The program consists of tailored groups of courses organized around central themes or topics, Academic Program Manager Clarence Odom said. These groups of courses will only be available to the incoming Class of 2020 and will be an alternative way to fulfill the College’s general education requirements.
Odom said all students who participate in the fora will take courses in fields like natural sciences, social sciences and humanities which meet the College’s area requirements.
“Students will be exposed to a broad range of inquiry through study with distinguished faculty and have the opportunity to research and investigate contemporary and real problems facing the world today,” Odom said in an email statement.
Students in the Class of 2020 will be able to apply to participate before summer orientation, and up to 40 students will be selected for each forum, Odom said.
Each forum will be 30-34 credits — or 10 to 11 classes — and will include an introductory seminar in the first semester and a capstone project in the fourth semester, Odom said.
The five proposed Forum topics are “Creative Processes and Practices,” “Visions of the Good,” “Mobility and Community,” “Epidemics” and “Human Impact on the Environment,” although Lorenzo Perez, senior writer in the Office of the Dean, said “Visions of the Good” is still pending approval from from the College faculty.
Odom said the Forums model was approved by the College faculty in the spring of 2014, although efforts to “conceptualize a new and innovative General Education experience” have been underway for six years.
Media Studies Prof. Bruce Williams, who chaired the committee that designed and adopted the Forums, said the problem with the current undergraduate general education requirements is the lack of cohesion between the various classes undergraduates take in their first semesters at the University.
“The problem is that when you add all the classes up that a student takes within their first two years they don't connect to each other,” Williams said. “They are a series of disconnected classes, and that is not the goal of a liberal arts education.”

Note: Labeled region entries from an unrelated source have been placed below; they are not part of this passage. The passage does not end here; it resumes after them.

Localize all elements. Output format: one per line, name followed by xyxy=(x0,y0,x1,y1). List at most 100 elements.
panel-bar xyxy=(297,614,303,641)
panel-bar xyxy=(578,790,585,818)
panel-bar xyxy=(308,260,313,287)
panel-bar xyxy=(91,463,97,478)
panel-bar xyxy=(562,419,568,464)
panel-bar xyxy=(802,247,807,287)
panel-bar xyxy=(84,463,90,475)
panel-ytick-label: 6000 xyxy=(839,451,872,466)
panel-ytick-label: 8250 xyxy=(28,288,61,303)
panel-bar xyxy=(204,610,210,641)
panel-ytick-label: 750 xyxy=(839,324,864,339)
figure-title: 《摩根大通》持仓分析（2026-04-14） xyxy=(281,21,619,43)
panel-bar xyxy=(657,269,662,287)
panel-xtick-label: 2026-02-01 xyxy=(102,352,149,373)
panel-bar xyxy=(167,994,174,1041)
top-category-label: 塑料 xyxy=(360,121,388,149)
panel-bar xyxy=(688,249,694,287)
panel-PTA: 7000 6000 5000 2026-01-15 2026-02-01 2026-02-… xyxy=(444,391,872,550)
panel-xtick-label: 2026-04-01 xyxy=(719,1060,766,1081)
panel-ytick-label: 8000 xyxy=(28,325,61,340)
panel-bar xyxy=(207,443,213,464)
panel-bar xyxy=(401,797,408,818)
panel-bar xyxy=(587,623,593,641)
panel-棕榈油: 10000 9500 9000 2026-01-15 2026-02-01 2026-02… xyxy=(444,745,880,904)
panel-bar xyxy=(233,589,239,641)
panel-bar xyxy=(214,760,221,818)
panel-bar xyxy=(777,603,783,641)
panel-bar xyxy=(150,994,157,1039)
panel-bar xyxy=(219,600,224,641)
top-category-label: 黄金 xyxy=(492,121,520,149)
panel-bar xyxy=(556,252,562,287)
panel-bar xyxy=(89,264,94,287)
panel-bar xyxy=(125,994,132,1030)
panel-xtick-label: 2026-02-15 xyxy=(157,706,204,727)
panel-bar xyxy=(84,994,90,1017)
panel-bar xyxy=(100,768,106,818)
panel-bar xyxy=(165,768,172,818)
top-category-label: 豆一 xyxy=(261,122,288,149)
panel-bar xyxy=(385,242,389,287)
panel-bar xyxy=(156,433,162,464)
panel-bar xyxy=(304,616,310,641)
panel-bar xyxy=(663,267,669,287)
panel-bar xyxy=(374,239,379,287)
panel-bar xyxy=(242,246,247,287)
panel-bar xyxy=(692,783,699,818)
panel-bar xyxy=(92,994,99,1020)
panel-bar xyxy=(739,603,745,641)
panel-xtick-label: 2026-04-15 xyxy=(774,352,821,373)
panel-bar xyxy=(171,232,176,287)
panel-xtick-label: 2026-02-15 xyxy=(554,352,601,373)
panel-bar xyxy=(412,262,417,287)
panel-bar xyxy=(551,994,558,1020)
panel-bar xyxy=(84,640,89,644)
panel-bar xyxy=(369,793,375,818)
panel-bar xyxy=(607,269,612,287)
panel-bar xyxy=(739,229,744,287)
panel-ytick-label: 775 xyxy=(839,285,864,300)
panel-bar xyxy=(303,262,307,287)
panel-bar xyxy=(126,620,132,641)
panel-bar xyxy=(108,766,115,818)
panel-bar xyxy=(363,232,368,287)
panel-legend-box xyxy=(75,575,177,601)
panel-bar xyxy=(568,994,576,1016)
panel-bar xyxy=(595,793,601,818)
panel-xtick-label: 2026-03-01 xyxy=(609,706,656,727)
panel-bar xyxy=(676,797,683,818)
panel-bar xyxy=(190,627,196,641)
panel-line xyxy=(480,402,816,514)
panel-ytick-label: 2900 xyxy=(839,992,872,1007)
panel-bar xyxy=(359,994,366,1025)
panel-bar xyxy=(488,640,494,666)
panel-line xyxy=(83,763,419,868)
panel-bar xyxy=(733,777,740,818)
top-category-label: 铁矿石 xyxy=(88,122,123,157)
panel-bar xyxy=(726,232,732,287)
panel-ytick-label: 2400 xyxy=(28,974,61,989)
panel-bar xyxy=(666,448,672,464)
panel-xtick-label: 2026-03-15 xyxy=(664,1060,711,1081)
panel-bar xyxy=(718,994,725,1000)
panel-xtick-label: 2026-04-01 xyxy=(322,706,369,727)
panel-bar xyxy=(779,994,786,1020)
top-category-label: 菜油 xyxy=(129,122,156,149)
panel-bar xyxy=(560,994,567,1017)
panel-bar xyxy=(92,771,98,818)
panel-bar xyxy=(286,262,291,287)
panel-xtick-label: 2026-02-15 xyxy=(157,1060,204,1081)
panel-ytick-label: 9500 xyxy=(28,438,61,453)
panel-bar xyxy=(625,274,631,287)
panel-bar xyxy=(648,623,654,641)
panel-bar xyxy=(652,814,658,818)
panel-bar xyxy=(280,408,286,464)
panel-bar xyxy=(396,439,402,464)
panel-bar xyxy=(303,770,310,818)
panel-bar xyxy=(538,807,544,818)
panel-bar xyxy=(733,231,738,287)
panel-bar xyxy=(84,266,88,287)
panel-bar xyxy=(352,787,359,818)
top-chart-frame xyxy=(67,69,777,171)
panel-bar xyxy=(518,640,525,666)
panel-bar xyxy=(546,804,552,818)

The central goal of the Forums is to have students in their first two years taking classes which are connected to each other and for students to use critical reasoning to see connections between different areas which look at the world in different ways, Williams said.
Although the Forums will require a lot of faculty resources in order to teach the courses differently and collaborate across disciplines, but Williams said the effort is worth it.
“The good thing is that, the Forums, they are off the ground, and we are going to be offering more of them,” Williams said. “What we’re going to be proposing to the faculty at the end of this semester is much more dramatic in terms of how it changes the first two years for every student that comes in, but that’s a little down the road.”